Yara, crudeltà di Bossetti nata da avances sessuali respinte

"Il suo animo è malvagio", si legge nelle motivazioni della sentenza di condanna all'ergastolo

Caso Yara, giudici su Bossetti: Crudeltà nata da avances sessuali respinte

Per i giudici della Corte d'Assise di Bergamo che hanno condannato all'ergastolo Massimo Bossetti "è ragionevole ritenere che l'omicidio" di Yara Gambirasio "sia maturato in un contesto di avances a sfondo sessuale, verosimilmente respinte dalla ragazza, in grado di scatenare nell'imputato una reazione di violenza e sadismo di cui non aveva mai dato prova fino ad allora" dal muratore di Mapello. Lo si legge in un passaggio delle motivazioni, di 158 pagine, depositate questa mattina. I giudici hanno anche riconosciuto per Bossetti l'aggravante "di aver adoperato sevizie e aver agito con crudeltà".

"L'antefatta regolarità di vita e l'incensuratezza - si legge ancora nelle motivazioni della sentenza - uniche circostanze di segno positivo che potrebbero essere astrattamente valorizzate ai fini della concessione delle circostanze attenuanti generiche, non appaiono, infatti, comparabili alla predetta aggravante, che connota l'omicidio di inaudita gravità".

Le "sevizie e la crudeltà" che Bossetti ha usato contro Yara rivelano il suo "animo malvagio", scrivono i giudici. L'imputato ha tenuto "una condotta particolarmente riprovevole per la gratuità è superficialità dei patimenti cagionati alla vittima - hanno scritto i giudici -  e dimostrano l'ansia dell'agente di appagare la propria volontà di arrecare dolore".
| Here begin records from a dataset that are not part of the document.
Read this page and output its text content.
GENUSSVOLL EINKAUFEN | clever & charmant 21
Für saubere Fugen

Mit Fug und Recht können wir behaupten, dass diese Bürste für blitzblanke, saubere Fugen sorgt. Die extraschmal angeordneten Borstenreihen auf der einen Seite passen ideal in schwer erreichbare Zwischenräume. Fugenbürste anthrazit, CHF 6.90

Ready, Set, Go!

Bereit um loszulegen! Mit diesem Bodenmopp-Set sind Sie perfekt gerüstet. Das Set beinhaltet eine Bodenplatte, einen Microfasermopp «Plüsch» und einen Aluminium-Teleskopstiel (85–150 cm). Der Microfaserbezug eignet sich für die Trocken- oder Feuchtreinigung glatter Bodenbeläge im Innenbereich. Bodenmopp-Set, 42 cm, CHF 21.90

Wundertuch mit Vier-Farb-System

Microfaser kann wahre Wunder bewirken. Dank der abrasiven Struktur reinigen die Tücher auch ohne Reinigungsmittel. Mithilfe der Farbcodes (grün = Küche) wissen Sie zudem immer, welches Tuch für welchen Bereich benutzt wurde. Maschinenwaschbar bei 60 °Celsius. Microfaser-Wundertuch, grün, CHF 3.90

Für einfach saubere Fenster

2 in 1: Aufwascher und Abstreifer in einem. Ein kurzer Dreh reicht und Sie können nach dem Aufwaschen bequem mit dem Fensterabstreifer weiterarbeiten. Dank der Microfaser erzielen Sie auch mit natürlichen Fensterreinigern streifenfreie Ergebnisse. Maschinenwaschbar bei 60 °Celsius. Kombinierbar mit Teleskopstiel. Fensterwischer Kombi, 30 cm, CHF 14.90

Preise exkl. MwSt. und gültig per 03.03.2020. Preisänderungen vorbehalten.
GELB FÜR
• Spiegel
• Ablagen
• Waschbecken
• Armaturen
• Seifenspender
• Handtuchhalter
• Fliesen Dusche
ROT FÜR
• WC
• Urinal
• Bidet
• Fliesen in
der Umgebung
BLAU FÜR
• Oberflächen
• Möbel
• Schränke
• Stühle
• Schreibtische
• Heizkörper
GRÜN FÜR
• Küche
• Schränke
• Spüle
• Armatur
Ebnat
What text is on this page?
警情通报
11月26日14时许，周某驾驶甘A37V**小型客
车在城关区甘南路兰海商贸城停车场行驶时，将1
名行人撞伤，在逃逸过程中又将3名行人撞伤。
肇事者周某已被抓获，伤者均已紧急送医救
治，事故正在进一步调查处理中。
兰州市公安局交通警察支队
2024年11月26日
Il profilo genetico di Ignoto 1, che le indagini hanno dimostrato essere di Bossetti, è "assolutamente affidabile", proseguono i giudici. L'esame della traccia genetica, infatti, è stato "caratterizzato per un elevato numero di marcatori Str e verificato mediante una pluralità di analisi eseguite nel rispetto dei parametri elaborati dalla comunità scientifica internazionale".

"E' la presenza del profilo genetico dell'imputato a provare la sua colpevolezza - sottolineano i giudici nelle motivazioni -  tale dato, privo di qualsiasi ambiguità e insuscettibile di lettura alternativa, non è smentito ne' posto in dubbio da acquisizioni probatorie di segno opposto ed anzi è indirettamente confermato da elementi ulteriori, di valore meramente indiziante, compatibili con tale dato e tra loro".